Uitspraak
1.Geding in cassatie
2.Beoordeling van de ontvankelijkheid van het beroep
3.Beslissing
14 april 2015.
Hoge Raad
In deze zaak heeft de Hoge Raad op 14 april 2015 uitspraak gedaan in een cassatieberoep tegen een arrest van het Gerechtshof Den Haag. De verdachte was veroordeeld voor poging tot diefstal, gepleegd op 26 januari 2012 te Barendrecht. De Hoge Raad oordeelde dat de kwalificatie van de bewezenverklaring niet correct was, maar dat dit niet leidde tot cassatie. De Hoge Raad stelde vast dat de poging tot diefstal was gepleegd door twee of meer verenigde personen, en dat de verdachte onder twee strafverzwarende omstandigheden had gehandeld. De Hoge Raad concludeerde dat het belang van de verdachte bij cassatie niet evident was, en dat de schriftuur niet voldeed aan de vereisten voor een ontvankelijk cassatieberoep. Hierdoor verklaarde de Hoge Raad het beroep niet-ontvankelijk.

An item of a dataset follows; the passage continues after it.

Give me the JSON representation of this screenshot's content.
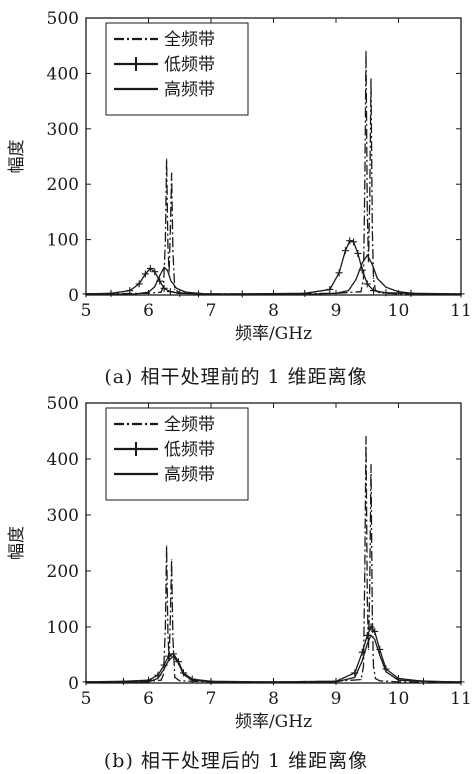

De zaak betreft een poging tot woninginbraak waarbij de verdachte samen met anderen een woning wilde binnendringen. Het Hof had de verdachte veroordeeld tot een gevangenisstraf van tachtig dagen, waarbij rekening was gehouden met de ernst van het feit en de persoonlijke omstandigheden van de verdachte. De Hoge Raad benadrukte dat de schriftuur onvoldoende toelichting gaf op het belang van de verdachte bij het cassatieberoep, en dat de enkele vermelding van een hogere strafbedreiging niet voldeed. De uitspraak van de Hoge Raad is van belang voor de beoordeling van de ontvankelijkheid van cassatieberoepen in strafzaken, vooral in gevallen waar de kwalificatie van de feiten ter discussie staat.